Key Takeaways:
- SpaceX joined total-market indexes but not the S&P 500
- The stock's limited float curbs its actual index weighting
- Historical data shows minimal return gap between index approaches
Key Takeaways:

SpaceX's $75 billion initial public offering has created a rare divergence in passive investing benchmarks, with total-market indexes adding the Elon Musk-led company days after its June 12 debut while the S&P 500 index will wait at least 12 months.
The stock closed its first trading day up roughly 20% from its IPO price, giving it a market capitalization of about $2.5 trillion — placing it among the largest U.S. companies. But which index an investor's fund tracks determines whether they now hold SpaceX shares.
"The divergence in index inclusion rules means passive investors face a choice they didn't have to make before," said Priya Mehta, an equity market structure analyst who previously worked in ETF analytics at Vanguard. "Total-market funds will carry SpaceX exposure almost immediately, while S&P 500 trackers won't touch it for a year."
The Vanguard Total Stock Market ETF, which tracks the CRSP US Total Stock Market Index, can add newly public companies after just five trading days.
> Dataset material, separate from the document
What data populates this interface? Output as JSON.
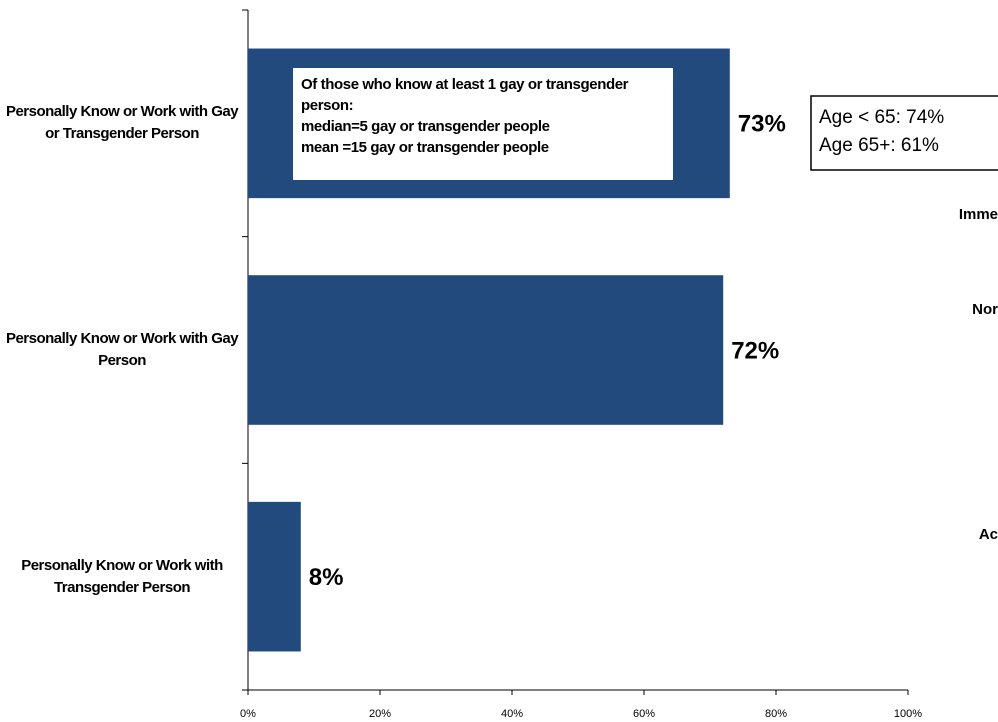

The Nasdaq-100 index can include SpaceX after 15 trading days under fast-entry rules amended ahead of the IPO. The S&P 500, by contrast, maintains a 12-month waiting period and profitability criteria for new listings.
SpaceX sold approximately 555.6 million shares in its offering, representing slightly more than 4% of its outstanding shares — an unusually low float. Morningstar analyst Zachary Evens estimates the float is unlikely to exceed 50% after a year, limiting the stock's actual weighting in any index. Most indexes adjust a company's market value by its freely tradable shares, meaning SpaceX's influence on fund returns will remain muted initially.
The practical impact on returns has historically been small. Over the past decade through Thursday, the Vanguard S&P 500 ETF returned an annualized 15.6% while the total-market version returned 15.1%, according to FactSet data. Over the last two years, the gap narrowed further: 18.9% for the total-market fund versus 18.5% for the S&P 500 tracker.
IPO performance varies significantly by vintage. Companies that went public in 2021 broadly underperformed the market, while 2012 IPOs — the year Meta Platforms debuted — beat the broader market over the following three years. Large IPOs with at least $1 billion in pre-IPO sales have historically matched the market's performance over three years, while unprofitable tech companies with $100 million or more in sales beat the market by more than 11% over the same period, according to data compiled by University of Florida finance professor Jay Ritter.
SpaceX's staggered lockup period adds another layer of complexity. Insiders can begin selling after the company's first quarterly report in August, with additional unlock dates at 70, 90, 105, 120, 135 and 180 days. Elon Musk cannot sell his shares for 366 calendar days. The company's prospectus also warns of potential share dilution to fund AI data center expansion and acquisitions.
For passive investors tempted to switch indexes to capture or avoid SpaceX exposure, the exercise may prove self-defeating. The stock's price-to-sales ratio stood at 142 as of June 16, and its limited float means even total-market funds will carry a weighting of 1% or less initially, according to Vanguard.
This article is for informational purposes only and does not constitute investment advice.